Erinnerungen an Tianjin

Für die HDI ist der Großschaden in Texas nicht die erste spektakuläre Katastrophe, die ein Loch in die Bücher reißt. Auch die verheerende Explosion 2015 mit 173 Toten in der nordchinesischen Hafenstadt Tianjin hatte die Niedersachsen getroffen. Sie belastete den Versicherer mit 154 Millionen Euro – der bislang teuerste Einzelschaden. Die Explosion zählte zu den schwersten Industrieunglücken der zurückliegenden Jahre in China. Die meisten den 173 Toten waren Feuerwehrleute und Polizisten.

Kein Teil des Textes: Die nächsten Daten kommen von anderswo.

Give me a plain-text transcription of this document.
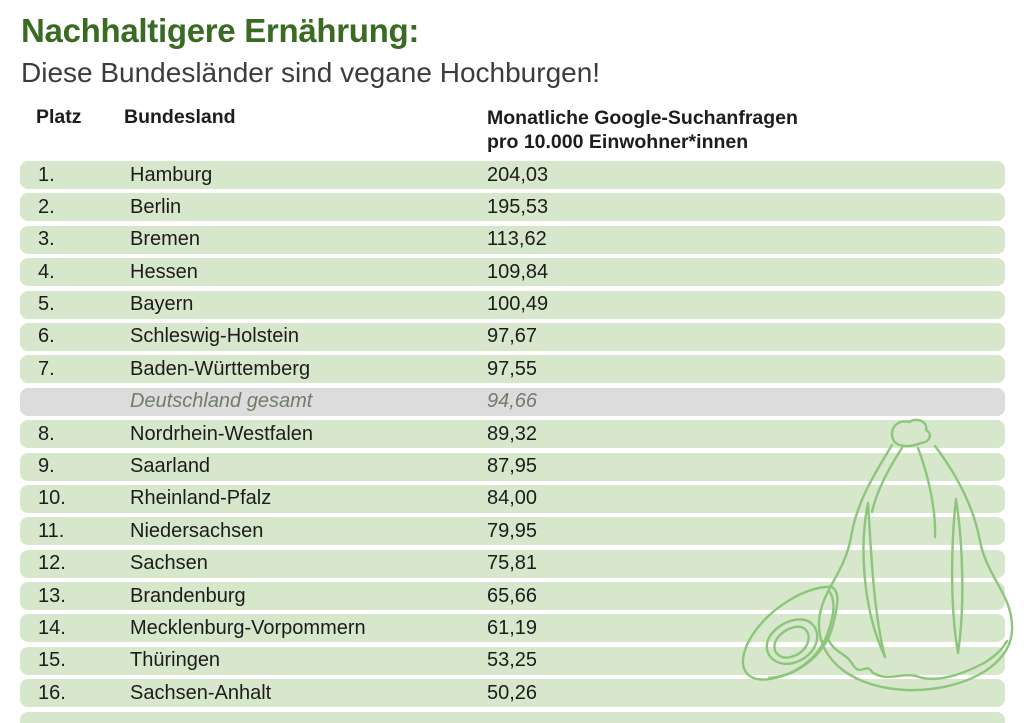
Nachhaltigere Ernährung:
Diese Bundesländer sind vegane Hochburgen!
Platz Bundesland	Monatliche Google-Suchanfragen
pro 10.000 Einwohner*innen
1.	Hamburg	204,03
2.	Berlin	195,53
3.	Bremen	113,62
4.	Hessen	109,84
5.	Bayern	100,49
6.	Schleswig-Holstein	97,67
7.	Baden-Württemberg	97,55
Deutschland gesamt	94,66
8.	Nordrhein-Westfalen	89,32
9.	Saarland	87,95
10.	Rheinland-Pfalz	84,00
11.	Niedersachsen	79,95
12.	Sachsen	75,81
13.	Brandenburg	65,66
14.	Mecklenburg-Vorpommern	61,19
15.	Thüringen	53,25
16.	Sachsen-Anhalt	50,26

Ein chinesisches Gericht verhängte später die Todesstrafe gegen einen Firmenchef, der Bestechungsgeld gezahlt hatte, um mehr als 49.000 Tonnen hochgiftiger Chemikalien illegal in einem Lagerhaus im Hafen von Tianjin unterbringen zu können.

Noch ist die Belastung durch Hurrikan Harvey unklar. Angesichts der bereits verheerenden Schäden in Texas und Louisiana zeichnet sich jedoch ab, dass letztlich eine höhere zweistellige Milliardensumme stehen könnte. Die US-Großbank JP Morgan schätzt die versicherten Schäden auf zehn bis 20 Milliarden Dollar.

Damit würde Harvey zu den zehn teuersten Wirbelstürme der US-Geschichte zählen. Allerdings wäre er für die Versicherer nicht so kostenträchtig wie einst Hurrikan Katrina, der 2005 New Orleans verwüstet hatte und die Branche insgesamt 75 Milliarden Dollar kostete. In Texas hatten viele Bürger darauf verzichtet, sich gegen Überschwemmungen zu versichern – die Haftungssumme dürfte folglich deutlich geringer ausfallen als als die Schätzung für den Gesamtschaden.

US-Präsident Donald Trump will dem Kongress nun ein Hilfspaket in Höhe von 5,9 Milliarden Dollar vorschlagen. Der Vorschlag aus dem Weißen Haus solle sicherstellen, dass in den kommenden Wochen mehr Geld für den Wiederaufbau in den vom Hochwasser betroffenen Regionen verfügbar ist. Indes stieg die Zahl der Todesopfer in Texas von 32 auf 39 – ein Leid, vor dem die finanziellen Schäden der betroffenen Versicherer verblassen.